Signs all point to a good fishing opener in area
An army of anglers will be grabbing their fishing rods, tackle boxes and heading for the lakes this weekend. Fresh-faced kids and grizzled veterans are expected to join forces on the opener in an annual Minnesota celebration.
"It's like 'uffda, we made it through another winter!'" Ross Hagemeister of Meister Guide Service joked.
Wadena area anglers heading for Hagemeister's favorite fishing grounds around Otter Tail Lake are encouraged to be mobile this year.
"If the fish are not biting don't be afraid to move," Hagemeister said. "They will be biting somewhere else."
There is a good reason for this advice from Hagemeister, who has been a fishing guide in Otter Tail County for more than 20 years. The 2016 opener is going to find fish on the move. Fishing patterns are expected to be similar to those of the Memorial Day weekend in late May.
While partly sunny skies and high temperatures in the 50s are predicted for Saturday and Sunday,
Fergus Falls area fisheries manager Jim Wolters does not expect the air temperature to have a great effect on water temperatures, which have been in the mid-50 degree range.
"It's a perfect water temperature," said Wolters, who has been on the water since walleye spawning began in April. His crew was out harvesting eggs from spawning walleyes in April.
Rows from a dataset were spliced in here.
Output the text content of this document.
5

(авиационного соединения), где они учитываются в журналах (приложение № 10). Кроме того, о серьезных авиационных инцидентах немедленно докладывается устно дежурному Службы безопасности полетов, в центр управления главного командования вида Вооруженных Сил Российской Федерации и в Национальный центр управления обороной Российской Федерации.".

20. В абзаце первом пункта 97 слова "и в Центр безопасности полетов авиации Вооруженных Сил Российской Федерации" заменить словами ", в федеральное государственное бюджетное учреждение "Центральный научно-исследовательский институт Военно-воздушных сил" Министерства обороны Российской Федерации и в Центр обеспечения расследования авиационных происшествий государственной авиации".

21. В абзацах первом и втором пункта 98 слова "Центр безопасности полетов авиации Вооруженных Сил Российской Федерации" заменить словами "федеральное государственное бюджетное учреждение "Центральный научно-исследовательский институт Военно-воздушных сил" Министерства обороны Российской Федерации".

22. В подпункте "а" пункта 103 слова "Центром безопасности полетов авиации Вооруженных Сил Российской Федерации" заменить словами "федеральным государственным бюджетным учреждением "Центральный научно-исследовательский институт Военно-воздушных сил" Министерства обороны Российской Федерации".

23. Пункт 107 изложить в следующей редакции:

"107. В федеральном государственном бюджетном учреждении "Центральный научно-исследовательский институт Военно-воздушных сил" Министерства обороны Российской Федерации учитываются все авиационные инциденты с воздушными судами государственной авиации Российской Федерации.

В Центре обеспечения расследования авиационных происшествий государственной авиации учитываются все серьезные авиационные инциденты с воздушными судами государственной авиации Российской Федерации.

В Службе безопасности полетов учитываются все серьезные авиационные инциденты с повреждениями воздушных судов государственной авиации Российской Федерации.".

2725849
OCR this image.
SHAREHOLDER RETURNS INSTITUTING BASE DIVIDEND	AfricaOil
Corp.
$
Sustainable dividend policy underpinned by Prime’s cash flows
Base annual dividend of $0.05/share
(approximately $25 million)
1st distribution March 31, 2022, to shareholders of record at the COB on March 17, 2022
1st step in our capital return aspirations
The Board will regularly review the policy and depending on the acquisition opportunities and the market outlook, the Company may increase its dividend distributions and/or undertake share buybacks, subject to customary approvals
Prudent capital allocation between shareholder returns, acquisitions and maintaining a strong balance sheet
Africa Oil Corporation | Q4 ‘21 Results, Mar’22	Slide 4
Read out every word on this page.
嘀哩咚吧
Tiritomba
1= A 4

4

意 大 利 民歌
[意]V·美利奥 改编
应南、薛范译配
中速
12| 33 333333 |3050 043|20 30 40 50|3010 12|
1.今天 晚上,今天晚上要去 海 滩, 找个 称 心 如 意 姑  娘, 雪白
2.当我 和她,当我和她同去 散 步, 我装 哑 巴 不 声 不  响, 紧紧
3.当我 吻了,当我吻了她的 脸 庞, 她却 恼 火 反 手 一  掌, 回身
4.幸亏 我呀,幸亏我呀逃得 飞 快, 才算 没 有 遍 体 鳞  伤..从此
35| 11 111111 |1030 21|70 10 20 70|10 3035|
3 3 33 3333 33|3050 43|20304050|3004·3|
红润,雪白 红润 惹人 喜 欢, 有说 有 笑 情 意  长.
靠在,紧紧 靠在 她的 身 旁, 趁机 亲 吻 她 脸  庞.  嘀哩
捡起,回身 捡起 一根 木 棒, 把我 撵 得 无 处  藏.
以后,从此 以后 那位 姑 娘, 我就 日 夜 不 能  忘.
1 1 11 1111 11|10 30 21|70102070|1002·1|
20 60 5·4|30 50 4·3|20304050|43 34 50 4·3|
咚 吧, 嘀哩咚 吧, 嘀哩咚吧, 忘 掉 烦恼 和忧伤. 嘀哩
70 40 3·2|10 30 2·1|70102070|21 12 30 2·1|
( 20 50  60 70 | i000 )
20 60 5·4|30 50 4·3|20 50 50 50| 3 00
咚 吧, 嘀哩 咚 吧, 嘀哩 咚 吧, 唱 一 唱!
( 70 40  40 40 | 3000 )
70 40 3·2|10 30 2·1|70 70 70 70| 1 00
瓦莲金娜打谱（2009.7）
They are now busy moving the fry, which hatch from the eggs, to area lakes.
"Walleyes were done spawning before last week and by this weekend they should be in a feeding mode," Wolters said.
Wolters noted the river inlet to Otter Tail, on the northeast side of the lake, is a good place to kick off the season in a typical year. The water is warmer and the baitfish, which the larger predators hunt, are active there first. It is not unusual to see a fleet of fishing boats camped in the shallows.
"I think this year it's going to be different," Hagemeister said. "We're about two weeks ahead of normal."
Both men have watching the spawning activity of lake shiners. Hagemeister is one angler who regards the large silver baitfish as the catalyst for early season fishing success. Where you find them, you find fish.
"Everything will eat a shiner minnow," Hagemeister said. "Shiners have been spawning for a week to 10 days."
Because fish should be scattered, Hagemeister expects to see a lot of anglers working the breaks (drop-offs). As a guide, his job is to figure out as quickly as possible where the fish are biting and what they biting on.
"You are going to see lakes that are going to have fish that are schooled up," Hagemeister said. "From a guide's point of view it will make it easier, but it's never a freebie."